Galien-Laloue is known and widely collected as a School of Paris or Belle Epoque painter. Most people are familiar with his Parisian street scenes, which are similar to those of Luigi Loir and Edouard Cortes. They are often works on paper done with watercolor and gouache, though he is known to have worked in a multitude of media including pen, pencil and ink, and oil.
Born in Paris in 1854, Galien-Laloue studied under Charles Laloue. He made his debut at the Salon des Artistes Francais in 1877, and continued throughout his years to show his works there with great success. In recent years, his work has enjoyed an international resurgence in popularity.
The artist was under contract to particular galleries and not allowed to show with others, he often painted under aliases. This allowed him to have artistic freedom beyond his commercial street scenes. An alias gave him the ability to sell his more serious works, and to make sales outside his dealer's gallery. He signed many oils with names such as Galiani and Lieven.
Galien-Laloue was prolific and painted in many different styles throughout his career. He was a versatile painter and it should be noted that this was partially because he was such a superb and facile draftsman.

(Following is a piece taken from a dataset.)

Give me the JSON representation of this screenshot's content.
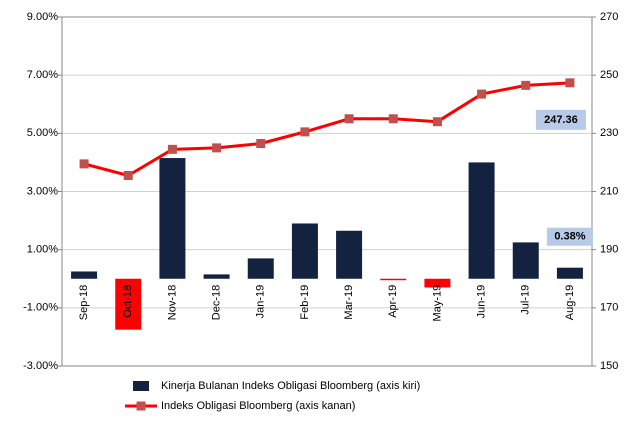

The painters of Parisian street scenes form a genre all its own, and paintings of this ilk still decorate Paris squares, bridges, and sidewalks. The historically artistic areas of Paris, such as Monmartre, are literally bursting at the seams with such street scenes and quaint stalls, complete with a man who is unmistakably the artist himself, often painting happily away as the tourists amble past. But a painter of this nature during the time of the Belle Epoque surely feasted on a different Paris. Galien-Laloue was painting in an electrifying city, a city that was the artistic and cultural center of the world, a city in which ladies of high fashion paraded about streets that were for the first time being freshly populated by omnibuses and cabs. The entertainment and nightlife of Paris was unequaled by any other city in the world and Galien-Laloue captured that moment.